Roberts joins the left of the court in the decision. Medicaid provision is “limited but not invalidated.”

“The exception that the federal government’s power to terminate states’ Medicaid funds is narrowly read.”

8 thoughts on “SCOTUS upholds ACA as tax

  1. The victory dance is way premature. Every Republican Governor will opt out on provisions for the poor. Remember that post about welfare in Georgia? Then the radicals in the House will figure out that if everyone is required to buy insurance, there is no reason to require hospitals to aid the uninsured. Next they refuse to budget for the low income purchase assistance and you have $700 tax on “freeloaders”. Finally you will see all of those business interests freeze their contribution levels for health care pointing employees to the exchanges. I predict an ugly death for the ACA.

  2. Dunno. Good for the people getting crumbs from the stupid bill. But it probably sets back any real universal health care in the US by years (decades?).

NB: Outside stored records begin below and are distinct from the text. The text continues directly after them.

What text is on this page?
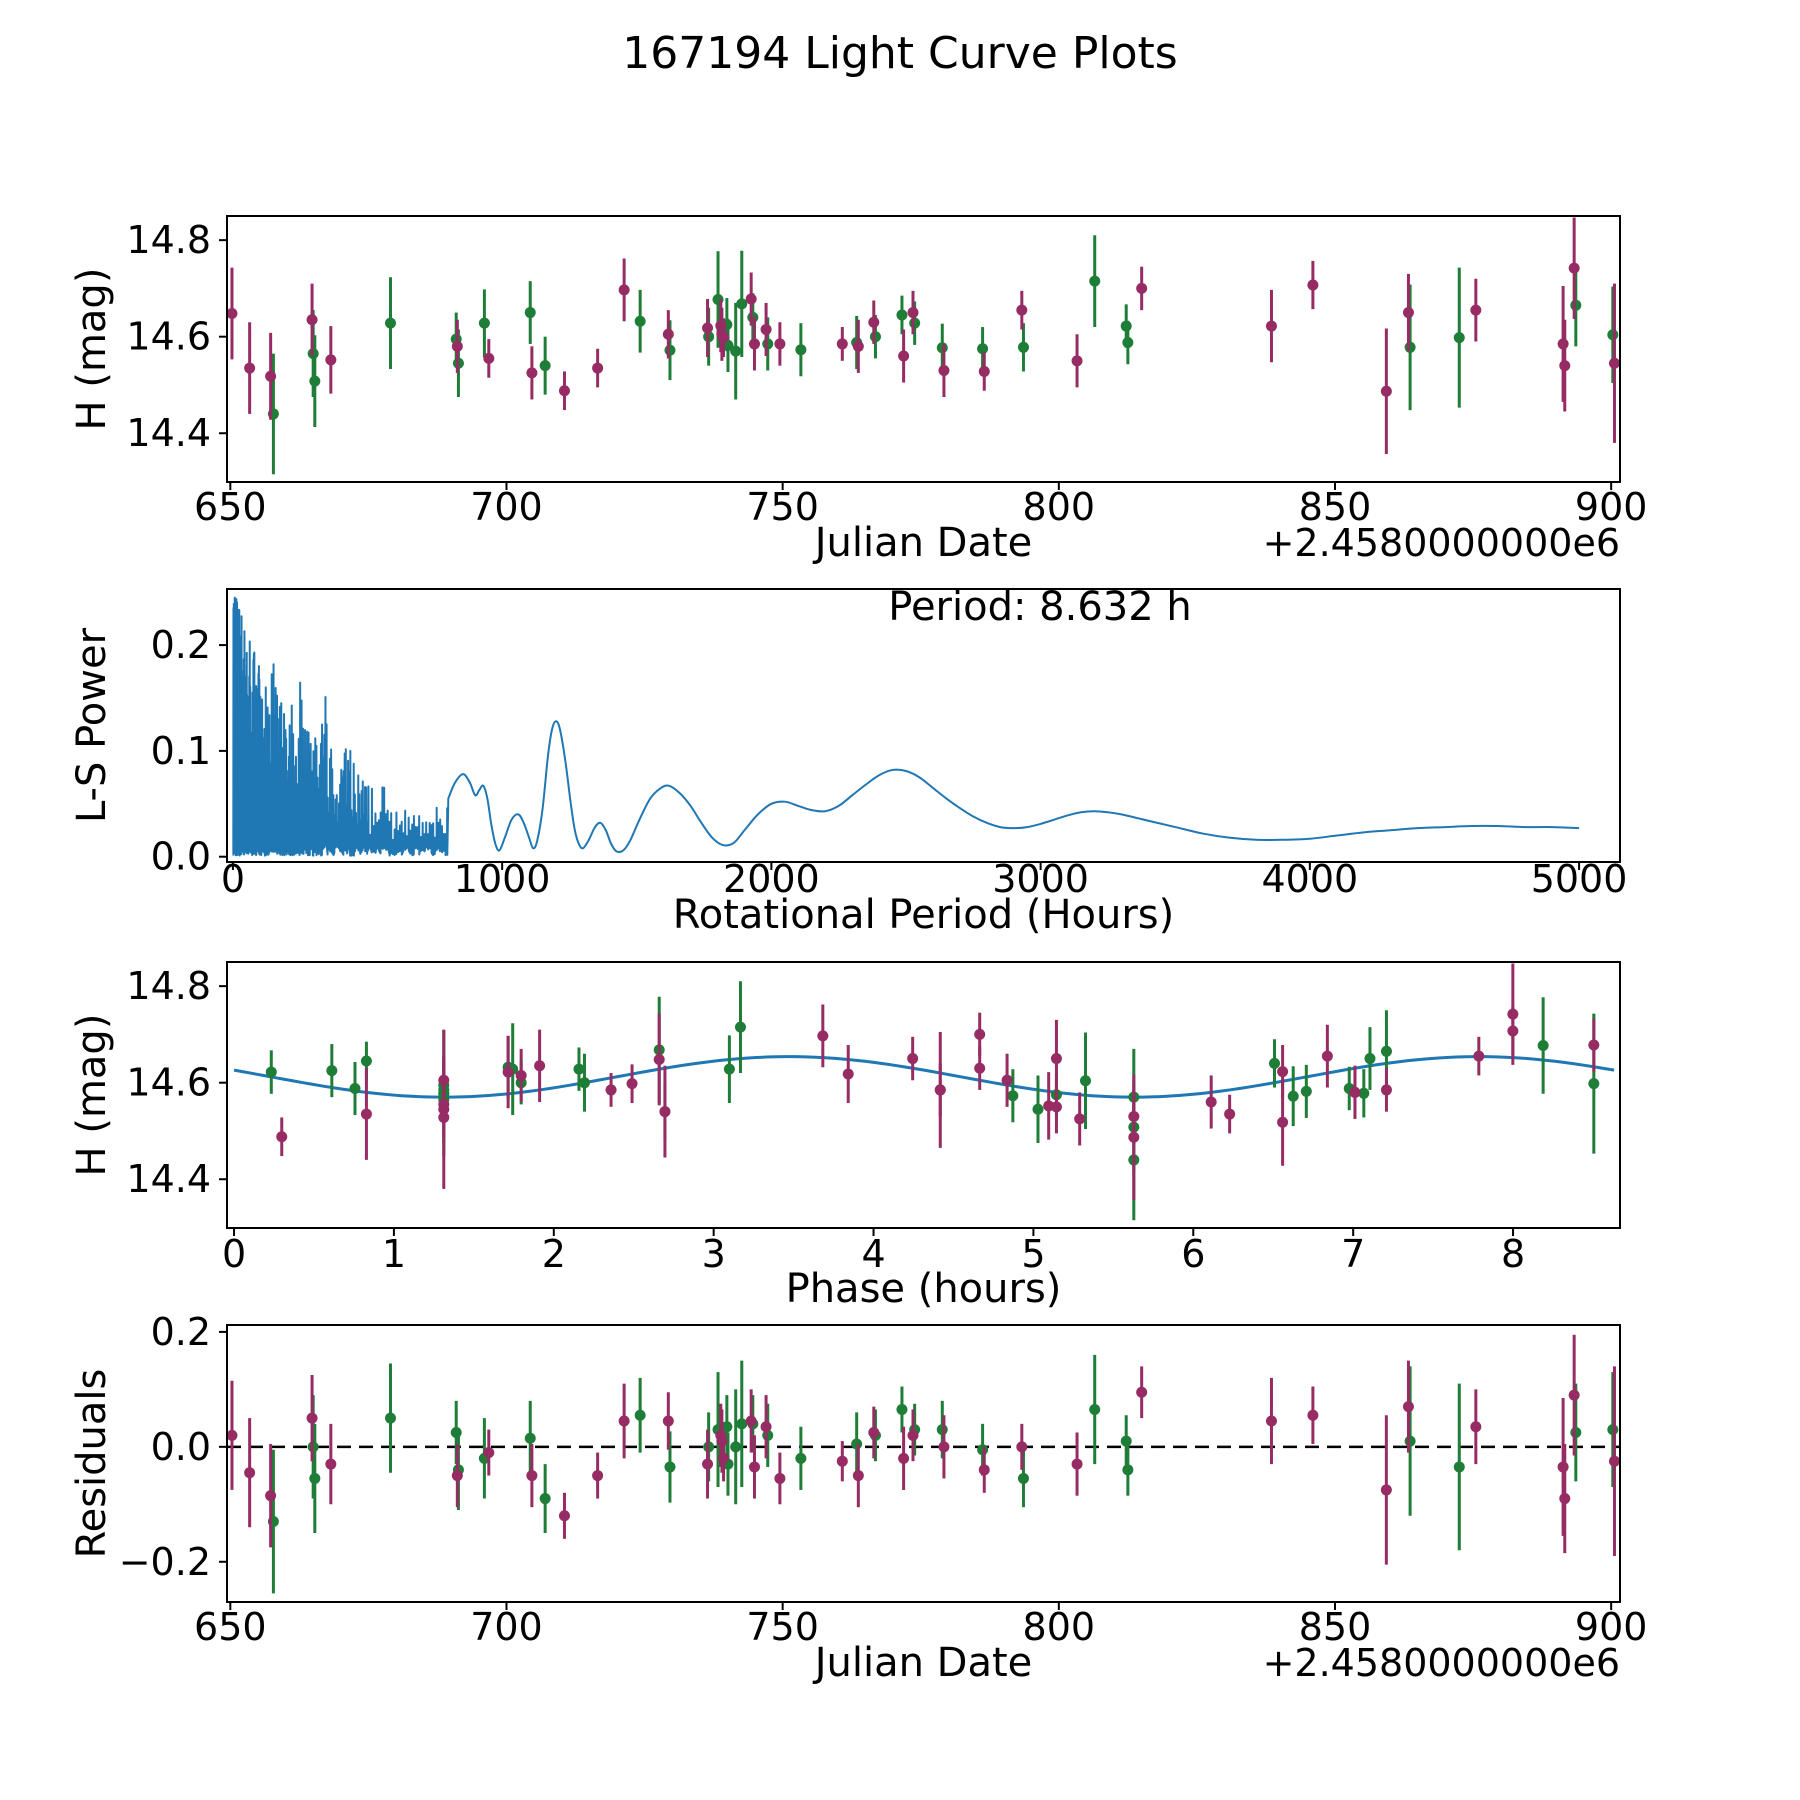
167194 Light Curve Plots
650	700	750	800	850	900
14.4
14.6
14.8
Julian Date
H (mag)
+2.4580000000e6
0	1000	2000	3000	4000	5000
0.0
0.1
0.2
Rotational Period (Hours)
L-S Power
Period: 8.632 h
0	1	2	3	4	5	6	7	8
14.4
14.6
14.8
Phase (hours)
H (mag)
650	700	750	800	850	900
−0.2
0.0
0.2
Julian Date
Residuals
+2.4580000000e6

    Big Insurance had plenty of money for lobbying before, and now they have a huge windfall of captive customers starting in 2014. Their stocks are up nicely today.

  3. SC: You can “tax” the individual mandate into existence, but you can’t “force” people to buy into it. Now there’s a distinction without a difference. The SC and the Democrats have been given the green light to hand trillions of taxpayer dollars over to the for-profit health care industry. This is a gigantic win for the Capitalist 1% profiteers and a supreme defeat for the 99% who have just had their pockets picked. Makes one proud to be a Capitalist American.

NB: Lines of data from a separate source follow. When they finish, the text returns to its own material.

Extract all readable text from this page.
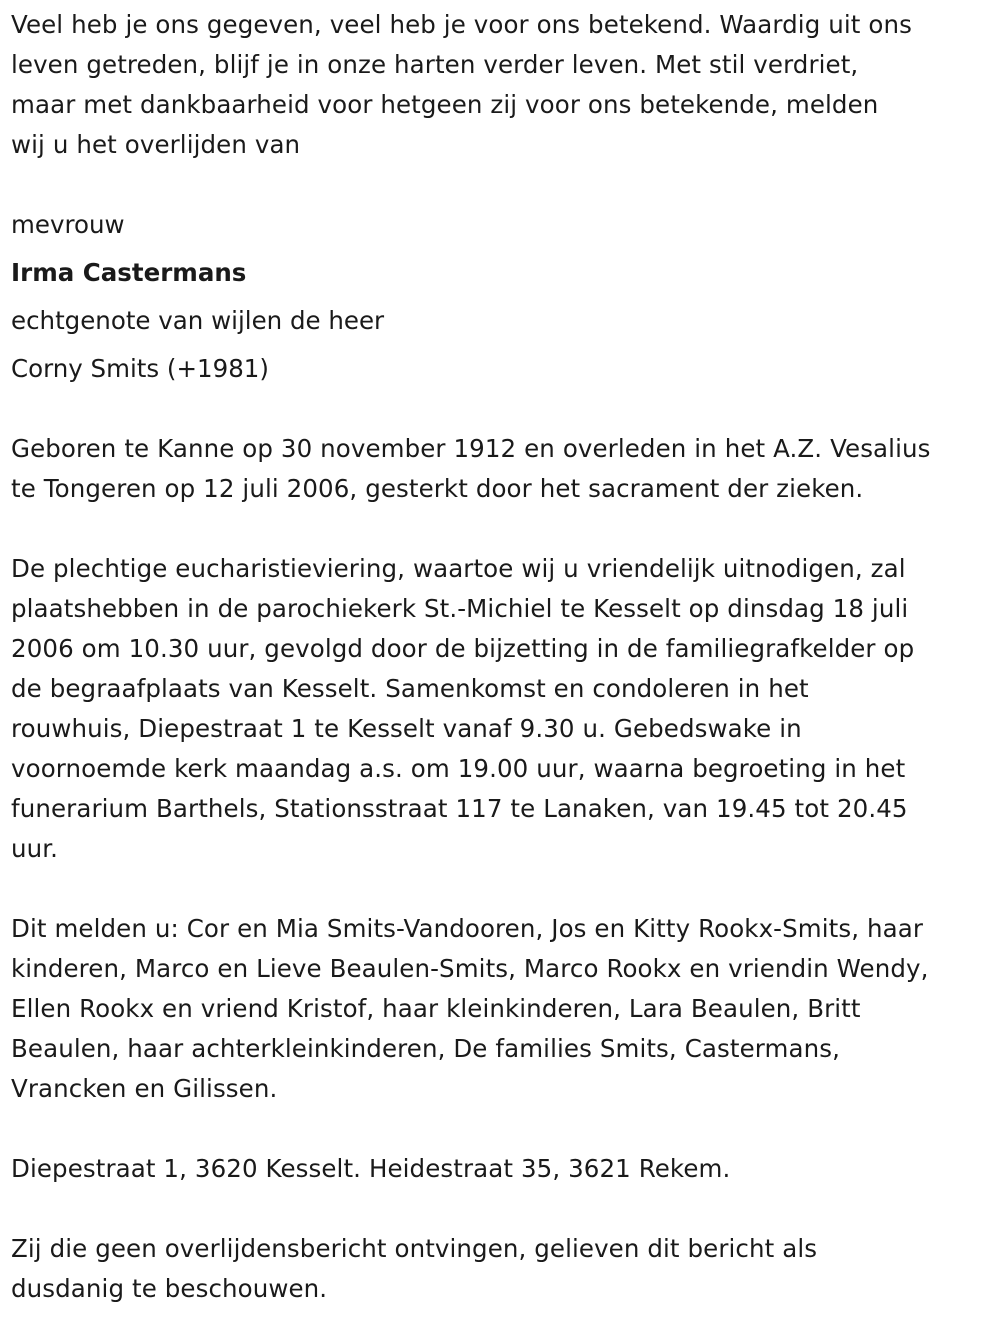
Veel heb je ons gegeven, veel heb je voor ons betekend. Waardig uit ons

leven getreden, blijf je in onze harten verder leven. Met stil verdriet,

maar met dankbaarheid voor hetgeen zij voor ons betekende, melden

wij u het overlijden van

mevrouw

Irma Castermans

echtgenote van wijlen de heer

Corny Smits (+1981)

Geboren te Kanne op 30 november 1912 en overleden in het A.Z. Vesalius

te Tongeren op 12 juli 2006, gesterkt door het sacrament der zieken.

De plechtige eucharistieviering, waartoe wij u vriendelijk uitnodigen, zal

plaatshebben in de parochiekerk St.-Michiel te Kesselt op dinsdag 18 juli

2006 om 10.30 uur, gevolgd door de bijzetting in de familiegrafkelder op

de begraafplaats van Kesselt. Samenkomst en condoleren in het

rouwhuis, Diepestraat 1 te Kesselt vanaf 9.30 u. Gebedswake in

voornoemde kerk maandag a.s. om 19.00 uur, waarna begroeting in het

funerarium Barthels, Stationsstraat 117 te Lanaken, van 19.45 tot 20.45

uur.

Dit melden u: Cor en Mia Smits-Vandooren, Jos en Kitty Rookx-Smits, haar

kinderen, Marco en Lieve Beaulen-Smits, Marco Rookx en vriendin Wendy,

Ellen Rookx en vriend Kristof, haar kleinkinderen, Lara Beaulen, Britt

Beaulen, haar achterkleinkinderen, De families Smits, Castermans,

Vrancken en Gilissen.

Diepestraat 1, 3620 Kesselt. Heidestraat 35, 3621 Rekem.

Zij die geen overlijdensbericht ontvingen, gelieven dit bericht als

dusdanig te beschouwen.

  4. Very concerned about implications for other areas of the law that rely on the Commerce Clause.

  5. quixote: “But it probably sets back any real universal health care in the US by years”

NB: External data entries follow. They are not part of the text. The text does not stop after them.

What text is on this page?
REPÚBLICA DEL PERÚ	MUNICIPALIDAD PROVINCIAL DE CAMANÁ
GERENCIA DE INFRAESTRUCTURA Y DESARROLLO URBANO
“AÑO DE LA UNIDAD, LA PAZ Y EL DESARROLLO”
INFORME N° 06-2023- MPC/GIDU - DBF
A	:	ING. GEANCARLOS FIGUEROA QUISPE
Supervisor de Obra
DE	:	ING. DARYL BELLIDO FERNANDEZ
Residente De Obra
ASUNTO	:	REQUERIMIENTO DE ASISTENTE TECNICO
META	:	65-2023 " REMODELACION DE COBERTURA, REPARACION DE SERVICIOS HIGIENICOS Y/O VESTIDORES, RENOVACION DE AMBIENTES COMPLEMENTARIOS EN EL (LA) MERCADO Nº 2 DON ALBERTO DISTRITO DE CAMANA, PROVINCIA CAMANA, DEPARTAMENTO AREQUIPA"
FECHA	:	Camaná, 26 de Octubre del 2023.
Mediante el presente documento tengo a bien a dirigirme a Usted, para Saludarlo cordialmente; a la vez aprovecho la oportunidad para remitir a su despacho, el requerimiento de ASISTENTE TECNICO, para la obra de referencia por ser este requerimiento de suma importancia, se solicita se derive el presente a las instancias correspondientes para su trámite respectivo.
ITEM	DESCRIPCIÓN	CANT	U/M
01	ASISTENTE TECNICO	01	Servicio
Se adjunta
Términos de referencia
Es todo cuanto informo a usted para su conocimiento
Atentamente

    Keep tilting at windmills. The ACA ain’t perfect, but it’s base on the model used in France, Holland, and Switzerland, all of which require people to purchase insurance, and mandate that insurers provide coverage to everyone.

    Would I have preferred single payer? Probably. Maybe. I don’t know. All I care about is that it works.

  6. My take on Roberts is that he plays a long game, very, very long. He will accept tactical retreats, such as being the 5th vote for the mandate, if only as a tax, in order to set in place the groundwork for future decisions which might well result in negating Obamacare. I bet he wanted to write the decision so that he could have language he could use in future decisions which will forward his strategy of removing the great social safety nets and prevent such things as Medicare for All.

    I also believe he is a Corporatis foremost and saw this as a great way to preserve the private for-profit health insurers’ profitability, as Obama intended it to be.

    But he has begun to limit Congressional use of the Commerce Clause and his take on states’ rights concerning Medicaid is quite interesting. Heretofore, SCOTUS said that he who pays the piper calls the tune. Roberts is saying he who pays the piper, but doesn’t get the tune played still has to pay what he’d been paying the piper when the piper did play the tune. Ramifications of this might be very interesting.

  7. Yes, Roberts is all about preserving the enormous profits of the private insurance companies and all other corporate interests. There might be something to cheer about if this decision called for government national health insurance, as in France. But no, this merely props up the thieves who have made our health care system a worldwide disgrace.